News From Terre Haute, Indiana

Opinion Columns

July 19, 2008

Thomas L. Steiger: Do social networks actually curb individualism?

Is a new generation gap opening? While the term “generation gap” is often used to describe the different tastes, fashions and generational experiences of children and their parents and grandparents, the term originally arose in the 1960s referring to the differences in the Baby Boom generation and their parents and grandparents. The best explanation for it, other than the incredible size of the Baby Boomers, is that the Boomers were the first generation to be raised on television, that the gap was a case of the influence of television.

Have advances in computer technology and the growing presence and importance of the Internet created a similar gap with today’s youth and its Baby Boomer parents and grandparents?

I admit sometimes to being baffled and amazed (amaffled?) at how high schoolers and college students utilize the “social networking” sites. If I already sound like I am sprinkling in a foreign language, then that is more evidence for the presence of a gap. Social networking Web sites are just Web-based software where communities of people can share information through a variety of means: e-mail, text postings, pictures, videos, chatting, file-sharing. At this point, I will not be surprised at the first pregnancy conceived entirely through some kind of file-sharing breakthrough.

In my early 20s, I began using the computer to communicate through e-mail and an early form of “instant messaging.” Both were crude compared to today’s remarkable technologies. And while I am not on the cutting edge of these technologies, I do utilize them both professionally and personally. Things, however, are changing.

Ten years ago many of my college students were computer illiterate and I spent time introducing them to the use of e-mail and simple file-sharing. I don’t have to do that anymore. Just a few short years ago, I could contact any student, quickly, with e-mail. But today, students don’t check their e-mail as much as they used to, because of the use of the social networking sites and text messaging on their cell phones.

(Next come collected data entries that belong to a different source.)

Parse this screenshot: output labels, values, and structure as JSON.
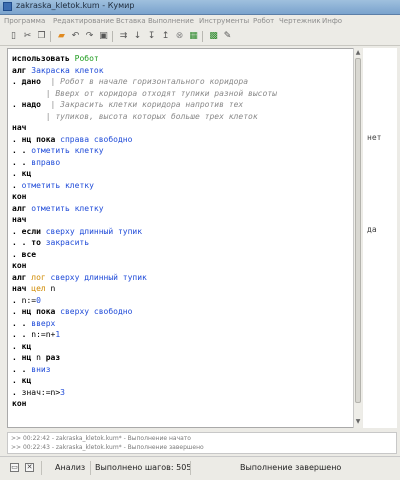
{
  "window": {
    "title": "zakraska_kletok.kum - Кумир"
  },
  "menu": [
    "Программа",
    "Редактирование",
    "Вставка",
    "Выполнение",
    "Инструменты",
    "Робот",
    "Чертежник",
    "Инфо"
  ],
  "toolbar_icons": [
    "new-file-icon",
    "cut-icon",
    "copy-icon",
    "open-file-icon",
    "undo-icon",
    "redo-icon",
    "paste-icon",
    "run-icon",
    "step-icon",
    "step-into-icon",
    "step-out-icon",
    "stop-icon",
    "robot-icon",
    "draw-icon",
    "settings-icon"
  ],
  "code": [
    [
      {
        "t": "использовать ",
        "c": "kw"
      },
      {
        "t": "Робот",
        "c": "gr"
      }
    ],
    [
      {
        "t": "алг ",
        "c": "kw"
      },
      {
        "t": "Закраска клеток",
        "c": "bl"
      }
    ],
    [
      {
        "t": ". ",
        "c": "kw"
      },
      {
        "t": "дано  ",
        "c": "kw"
      },
      {
        "t": "| Робот в начале горизонтального коридора",
        "c": "cm"
      }
    ],
    [
      {
        "t": "       | Вверх от коридора отходят тупики разной высоты",
        "c": "cm"
      }
    ],
    [
      {
        "t": ". ",
        "c": "kw"
      },
      {
        "t": "надо  ",
        "c": "kw"
      },
      {
        "t": "| Закрасить клетки коридора напротив тех",
        "c": "cm"
      }
    ],
    [
      {
        "t": "       | тупиков, высота которых больше трех клеток",
        "c": "cm"
      }
    ],
    [
      {
        "t": "нач",
        "c": "kw"
      }
    ],
    [
      {
        "t": ". ",
        "c": "kw"
      },
      {
        "t": "нц пока ",
        "c": "kw"
      },
      {
        "t": "справа свободно",
        "c": "bl"
      }
    ],
    [
      {
        "t": ". . ",
        "c": "kw"
      },
      {
        "t": "отметить клетку",
        "c": "bl"
      }
    ],
    [
      {
        "t": ". . ",
        "c": "kw"
      },
      {
        "t": "вправо",
        "c": "bl"
      }
    ],
    [
      {
        "t": ". ",
        "c": "kw"
      },
      {
        "t": "кц",
        "c": "kw"
      }
    ],
    [
      {
        "t": ". ",
        "c": "kw"
      },
      {
        "t": "отметить клетку",
        "c": "bl"
      }
    ],
    [
      {
        "t": "кон",
        "c": "kw"
      }
    ],
    [
      {
        "t": "алг ",
        "c": "kw"
      },
      {
        "t": "отметить клетку",
        "c": "bl"
      }
    ],
    [
      {
        "t": "нач",
        "c": "kw"
      }
    ],
    [
      {
        "t": ". ",
        "c": "kw"
      },
      {
        "t": "если ",
        "c": "kw"
      },
      {
        "t": "сверху длинный тупик",
        "c": "bl"
      }
    ],
    [
      {
        "t": ". . ",
        "c": "kw"
      },
      {
        "t": "то ",
        "c": "kw"
      },
      {
        "t": "закрасить",
        "c": "bl"
      }
    ],
    [
      {
        "t": ". ",
        "c": "kw"
      },
      {
        "t": "все",
        "c": "kw"
      }
    ],
    [
      {
        "t": "кон",
        "c": "kw"
      }
    ],
    [
      {
        "t": "алг ",
        "c": "kw"
      },
      {
        "t": "лог ",
        "c": "or"
      },
      {
        "t": "сверху длинный тупик",
        "c": "bl"
      }
    ],
    [
      {
        "t": "нач ",
        "c": "kw"
      },
      {
        "t": "цел ",
        "c": "or"
      },
      {
        "t": "n",
        "c": ""
      }
    ],
    [
      {
        "t": ". ",
        "c": "kw"
      },
      {
        "t": "n:=",
        "c": ""
      },
      {
        "t": "0",
        "c": "bl"
      }
    ],
    [
      {
        "t": ". ",
        "c": "kw"
      },
      {
        "t": "нц пока ",
        "c": "kw"
      },
      {
        "t": "сверху свободно",
        "c": "bl"
      }
    ],
    [
      {
        "t": ". . ",
        "c": "kw"
      },
      {
        "t": "вверх",
        "c": "bl"
      }
    ],
    [
      {
        "t": ". . ",
        "c": "kw"
      },
      {
        "t": "n:=n+",
        "c": ""
      },
      {
        "t": "1",
        "c": "bl"
      }
    ],
    [
      {
        "t": ". ",
        "c": "kw"
      },
      {
        "t": "кц",
        "c": "kw"
      }
    ],
    [
      {
        "t": ". ",
        "c": "kw"
      },
      {
        "t": "нц ",
        "c": "kw"
      },
      {
        "t": "n ",
        "c": ""
      },
      {
        "t": "раз",
        "c": "kw"
      }
    ],
    [
      {
        "t": ". . ",
        "c": "kw"
      },
      {
        "t": "вниз",
        "c": "bl"
      }
    ],
    [
      {
        "t": ". ",
        "c": "kw"
      },
      {
        "t": "кц",
        "c": "kw"
      }
    ],
    [
      {
        "t": ". ",
        "c": "kw"
      },
      {
        "t": "знач:=n>",
        "c": ""
      },
      {
        "t": "3",
        "c": "bl"
      }
    ],
    [
      {
        "t": "кон",
        "c": "kw"
      }
    ]
  ],
  "side_values": [
    {
      "line": 7,
      "text": "нет"
    },
    {
      "line": 15,
      "text": "да"
    }
  ],
  "log": [
    ">> 00:22:42 - zakraska_kletok.kum* - Выполнение начато",
    ">> 00:22:43 - zakraska_kletok.kum* - Выполнение завершено"
  ],
  "status": {
    "analysis": "Анализ",
    "steps": "Выполнено шагов: 505",
    "state": "Выполнение завершено"
  }
}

The social networking sites are everywhere on the Web. A quick Google search shows hundreds and hundreds of social networking sites with MySpace and Facebook among the most popular. Given less press, however, is AdultFriendFinder, which has over 20 million registered users, where adults seek adults for pleasure.

Most of the press coverage of the networking sites are about the perils of such sites for their mostly young users: stalking by online predators; vicious gossip; faux sites that caricature authorities; and harassment. Recently, the fundraising prowess of Sen. Obama and the use of social networking sites in political campaigning received more positive press coverage.

I also see something of a “borg”-like quality for those who use these sites as a central means of communication. The “borg” were an alien menace species from the Star Trek television series which was technologically connected to each other to create a single shared consciousness. All borg heard the thoughts of all other borg. No individuality, which is what the scary part of them was.

I am not a practicing member of a social networking site and do not maintain a Facebook or MySpace page (I do maintain a blog, however). Observing my high school-age daughter and her college-age sister integrate these networking sites into their lives is a sharp contrast to my own experiences. Information flows heavy and fast through these sites. It is borg-like.

For instance, when my older daughter came home for the summer and appeared to have snagged a job, she immediately posted something to her social networking site, saying something like “I am now selling X.” It seemed almost instantaneous that her network of friends identified the company, had experience with it, and warned her off working for them. I don’t need convincing of the power of social networks, but the integration of the network into what seemed almost like real-time decision-making is incredible to me.

Indeed, the daily (hourly?) updating of personal information on these sites, about oneself and others in one’s community, and the volume of text messaging, creates a crude form of shared consciousness. The collective impulse of today’s high schoolers and college students is showing up in many ways, from the party bus for proms (instead of the limousine) to a redefinition of romance. The collective is in, and individualism (not necessarily individuality) seems out.

When will we have implantable transceivers in our heads so we can hear each other’s thoughts?